The stand – in doesn’t necessarily have to look exactly like the actor but, you do have to be the same height and by the way, there are always some exceptions to the rule but, typically you’ve got to be the same height, wear the same size clothing, and have the same build and skin tones as the principal actor you are standing in for.
That way they can have the stand-in wear the same clothing as the principal actor, and do all of the technical tests with the camera and lighting people before they actually begin shooting the scene. When they are technically ready to begin shooting, then they will call in the first team. The first team are the principal actors. Having a stand-in do this testing work allows the principal actors to sit, relax, go over their lines or do whatever they need to do to prepare for their scene.
A stand – in is considered an extra. However, they are treated differently and paid more than a regular extra. Stand-in’s will break for meals with the principal actors and get to eat earlier than the regular extras. This is because they will be working on the set and getting ready for the next scene before the other extras are needed.
Their pay is about $15 more for the first eight hours that they work. But, a stand-in can wind up making a lot of money. It would not be unusual for a stand-in to earn $250 – $300 a day. The amount of money they earn will be dependent on how many scenes the actor they are standing in for has that day. A stand-in could work on a project for 2-3 months or if it is a TV show, the entire shooting season. There can also be a lot of overtime paid; once again, this is all depending on who the stand-in is working for.

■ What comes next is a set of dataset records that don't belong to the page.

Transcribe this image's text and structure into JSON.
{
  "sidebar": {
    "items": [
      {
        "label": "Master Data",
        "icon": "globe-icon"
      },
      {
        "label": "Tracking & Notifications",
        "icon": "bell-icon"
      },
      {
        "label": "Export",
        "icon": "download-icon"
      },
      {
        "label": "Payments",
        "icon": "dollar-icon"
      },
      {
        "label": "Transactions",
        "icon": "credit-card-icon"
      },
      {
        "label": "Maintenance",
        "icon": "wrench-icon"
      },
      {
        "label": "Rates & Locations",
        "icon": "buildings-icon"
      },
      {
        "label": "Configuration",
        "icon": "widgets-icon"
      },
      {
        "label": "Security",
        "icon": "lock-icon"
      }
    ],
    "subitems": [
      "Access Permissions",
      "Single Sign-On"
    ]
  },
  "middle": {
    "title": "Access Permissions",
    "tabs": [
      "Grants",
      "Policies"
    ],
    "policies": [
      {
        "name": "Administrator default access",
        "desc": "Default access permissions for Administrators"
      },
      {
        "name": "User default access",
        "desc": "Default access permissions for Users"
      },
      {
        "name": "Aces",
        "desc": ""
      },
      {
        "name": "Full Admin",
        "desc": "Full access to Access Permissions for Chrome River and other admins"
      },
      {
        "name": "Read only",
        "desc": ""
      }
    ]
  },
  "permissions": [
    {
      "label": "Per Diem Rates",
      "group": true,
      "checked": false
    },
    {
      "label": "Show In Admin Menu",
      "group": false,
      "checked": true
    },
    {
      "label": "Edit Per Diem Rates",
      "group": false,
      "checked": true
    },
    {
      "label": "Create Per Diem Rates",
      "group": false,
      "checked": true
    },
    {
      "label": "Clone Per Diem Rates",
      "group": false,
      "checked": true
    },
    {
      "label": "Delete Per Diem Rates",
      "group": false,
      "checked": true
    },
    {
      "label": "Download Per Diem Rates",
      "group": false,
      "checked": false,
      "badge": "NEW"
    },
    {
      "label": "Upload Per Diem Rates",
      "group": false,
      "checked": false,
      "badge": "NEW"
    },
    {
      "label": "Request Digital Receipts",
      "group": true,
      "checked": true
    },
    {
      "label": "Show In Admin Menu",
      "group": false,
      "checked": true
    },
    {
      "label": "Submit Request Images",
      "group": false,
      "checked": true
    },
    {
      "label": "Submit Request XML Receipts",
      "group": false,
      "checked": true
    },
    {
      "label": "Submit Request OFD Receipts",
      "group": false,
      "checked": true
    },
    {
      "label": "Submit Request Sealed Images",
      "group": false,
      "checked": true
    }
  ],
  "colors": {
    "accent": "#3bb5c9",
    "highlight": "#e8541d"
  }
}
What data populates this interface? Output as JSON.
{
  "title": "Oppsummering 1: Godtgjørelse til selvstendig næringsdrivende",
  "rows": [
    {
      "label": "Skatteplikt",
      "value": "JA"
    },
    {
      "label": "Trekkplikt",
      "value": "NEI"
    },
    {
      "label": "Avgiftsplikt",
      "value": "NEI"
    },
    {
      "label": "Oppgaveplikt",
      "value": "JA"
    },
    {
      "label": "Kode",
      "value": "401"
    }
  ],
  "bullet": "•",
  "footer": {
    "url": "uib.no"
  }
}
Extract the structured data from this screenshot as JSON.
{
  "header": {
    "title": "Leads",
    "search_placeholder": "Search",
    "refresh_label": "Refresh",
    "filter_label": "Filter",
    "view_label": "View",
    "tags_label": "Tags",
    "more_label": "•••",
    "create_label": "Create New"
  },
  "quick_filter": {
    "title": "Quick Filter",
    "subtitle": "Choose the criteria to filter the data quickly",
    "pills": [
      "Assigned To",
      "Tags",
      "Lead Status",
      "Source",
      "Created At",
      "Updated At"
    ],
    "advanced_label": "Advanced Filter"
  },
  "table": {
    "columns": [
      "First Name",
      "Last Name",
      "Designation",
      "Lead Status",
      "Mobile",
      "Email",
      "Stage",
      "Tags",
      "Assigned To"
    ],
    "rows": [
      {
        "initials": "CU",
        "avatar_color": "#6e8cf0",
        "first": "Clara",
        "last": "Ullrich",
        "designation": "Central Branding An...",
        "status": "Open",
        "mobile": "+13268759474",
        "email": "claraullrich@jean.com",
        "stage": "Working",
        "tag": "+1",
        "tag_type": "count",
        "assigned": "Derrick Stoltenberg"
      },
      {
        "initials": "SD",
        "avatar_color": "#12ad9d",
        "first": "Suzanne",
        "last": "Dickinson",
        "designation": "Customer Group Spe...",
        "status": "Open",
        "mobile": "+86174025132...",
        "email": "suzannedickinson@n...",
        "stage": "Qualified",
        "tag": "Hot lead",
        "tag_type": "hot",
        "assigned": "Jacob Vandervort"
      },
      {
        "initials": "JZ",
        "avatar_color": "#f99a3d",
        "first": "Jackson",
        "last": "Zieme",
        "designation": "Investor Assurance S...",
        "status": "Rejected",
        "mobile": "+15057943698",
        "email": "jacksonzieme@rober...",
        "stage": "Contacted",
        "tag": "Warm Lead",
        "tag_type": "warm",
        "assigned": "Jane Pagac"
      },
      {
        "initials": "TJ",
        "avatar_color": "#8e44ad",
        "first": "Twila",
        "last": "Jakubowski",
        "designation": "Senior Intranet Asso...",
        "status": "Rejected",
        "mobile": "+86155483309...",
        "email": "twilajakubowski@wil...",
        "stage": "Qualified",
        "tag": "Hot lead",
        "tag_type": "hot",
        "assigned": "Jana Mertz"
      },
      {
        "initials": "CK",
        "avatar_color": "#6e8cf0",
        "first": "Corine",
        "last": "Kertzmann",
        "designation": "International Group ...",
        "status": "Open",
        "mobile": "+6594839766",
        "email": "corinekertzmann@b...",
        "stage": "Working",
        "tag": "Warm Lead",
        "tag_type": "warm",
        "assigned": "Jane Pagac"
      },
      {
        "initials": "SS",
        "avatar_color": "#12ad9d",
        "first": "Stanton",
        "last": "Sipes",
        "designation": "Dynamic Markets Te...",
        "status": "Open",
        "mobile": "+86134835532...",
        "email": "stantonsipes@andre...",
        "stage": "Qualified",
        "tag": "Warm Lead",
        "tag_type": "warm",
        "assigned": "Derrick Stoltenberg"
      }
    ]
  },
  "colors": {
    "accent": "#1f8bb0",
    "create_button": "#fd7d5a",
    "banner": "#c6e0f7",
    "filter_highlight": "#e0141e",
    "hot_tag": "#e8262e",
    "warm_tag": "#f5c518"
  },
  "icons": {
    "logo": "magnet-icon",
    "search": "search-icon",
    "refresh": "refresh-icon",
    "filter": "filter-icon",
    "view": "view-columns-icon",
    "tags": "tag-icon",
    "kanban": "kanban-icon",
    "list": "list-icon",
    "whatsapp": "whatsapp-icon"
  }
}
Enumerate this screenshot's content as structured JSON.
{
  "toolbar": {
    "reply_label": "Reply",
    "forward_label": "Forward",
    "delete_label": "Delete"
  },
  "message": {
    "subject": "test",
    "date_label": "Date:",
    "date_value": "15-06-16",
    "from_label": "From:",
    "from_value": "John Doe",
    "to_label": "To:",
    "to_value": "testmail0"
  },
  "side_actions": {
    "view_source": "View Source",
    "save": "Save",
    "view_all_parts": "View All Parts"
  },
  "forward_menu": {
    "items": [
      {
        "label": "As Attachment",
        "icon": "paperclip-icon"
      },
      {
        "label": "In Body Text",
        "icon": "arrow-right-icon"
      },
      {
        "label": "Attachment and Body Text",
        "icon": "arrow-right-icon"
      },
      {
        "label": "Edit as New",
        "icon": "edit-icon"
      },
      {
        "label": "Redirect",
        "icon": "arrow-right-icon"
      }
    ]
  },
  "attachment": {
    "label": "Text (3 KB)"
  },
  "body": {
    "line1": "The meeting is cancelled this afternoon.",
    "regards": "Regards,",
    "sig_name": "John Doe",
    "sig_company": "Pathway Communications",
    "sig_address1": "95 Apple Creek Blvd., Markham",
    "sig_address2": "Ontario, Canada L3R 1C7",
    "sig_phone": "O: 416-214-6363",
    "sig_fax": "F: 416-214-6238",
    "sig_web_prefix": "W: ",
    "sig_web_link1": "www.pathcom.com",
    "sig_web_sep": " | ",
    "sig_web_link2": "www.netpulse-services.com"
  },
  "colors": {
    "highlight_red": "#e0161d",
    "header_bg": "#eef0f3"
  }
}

It can be a very interesting job. You get an opportunity to watch some phenomenal actors up close, see how they prepare, how they deliver their lines. You will be able to listen to the director’s talk with others on the set and learn from them as well. I’ve been a stand in around seven times on various projects and they’ve always been really really interesting learning experiences for me.
One way that you can try to get a stand – in job is to find out if there’s a project coming to your town. You can check out the film commission website in your particular area and see if there is a film or TV show coming to your town. Then I would contact the extras casting director and I would simply ask who the principal actors are. Check them out on www.imdb.com and see if they are a good fit for you. Let the extras casting director know that you’re the same height, facial features, skin tone and ask them if you can be considered for stand-in work. Getting in touch with the extras or even principal casting director is always a great way to try and book stand-in work.